Protest Antifaschisten in Göttingen beklagen eine Vielzahl von Straf- und Ermittlungsverfahren

Seit einem Jahr überziehen die NPD und der rechtsextreme „Freundeskreis Thüringen/Niedersachsen“ Göttingen und Umgebung mit sogenannten Mahnwachen und „freiheitlichen Bürgertreffs“. Ebenso lange protestieren Nazigegner mit Demonstrationen, Blockaden und multikulturellen Festen – bisweilen werden „Freundeskreis“-Mitglieder auch verprügelt oder ihre Autos abgefackelt. Zuletzt ging in der Nacht zum 31. Oktober bei Duderstadt ein Fahrzeug in Flammen auf.

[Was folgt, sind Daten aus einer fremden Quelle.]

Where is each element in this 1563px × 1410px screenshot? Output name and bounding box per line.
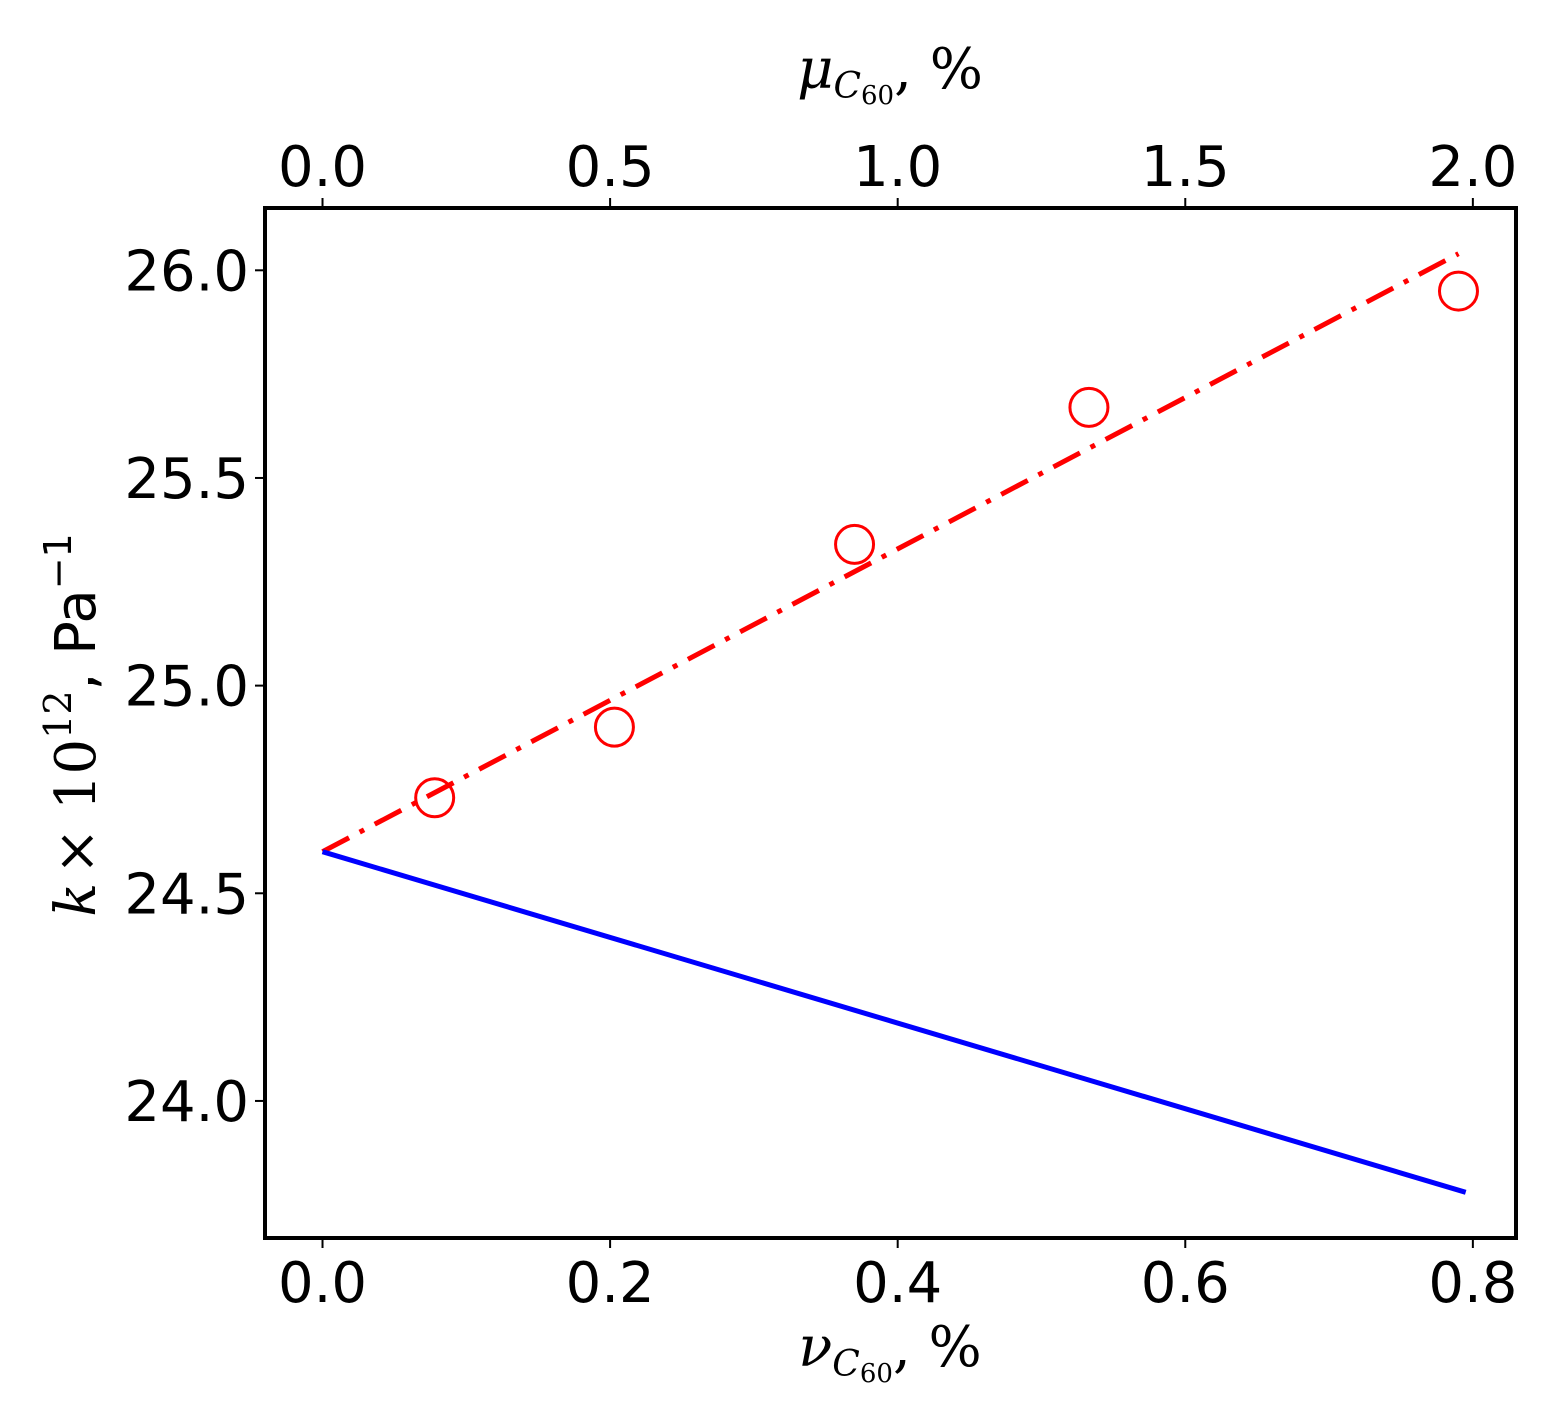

Die Antifaschistische Linke International in Göttingen, kurz Ali, fühlt sich für ihren politischen Protest von der Polizei kriminalisiert. Mittlerweile ermittelten Polizei und Staatsanwaltschaft in über 80 Strafverfahren gegen antifaschistische Aktivisten aus der Region, schreibt die Gruppe in einer Mitteilung. Die Göttinger Polizei bestätigte zahlreiche Verfahren.

Die hohe Zahl der Ermittlungs- und Strafverfahren dokumentiere die „Ausdauer und Hartnäckigkeit, mit der sich Menschen seit einem Jahr den Auftritten und Angriffen von Neonazis entgegenstellen“, heißt es weiter. Unter den Betroffenen seien Schlauchbootfahrerinnen und Versammlungsanmelder, Glitzerwerferinnen und Transparenthalter.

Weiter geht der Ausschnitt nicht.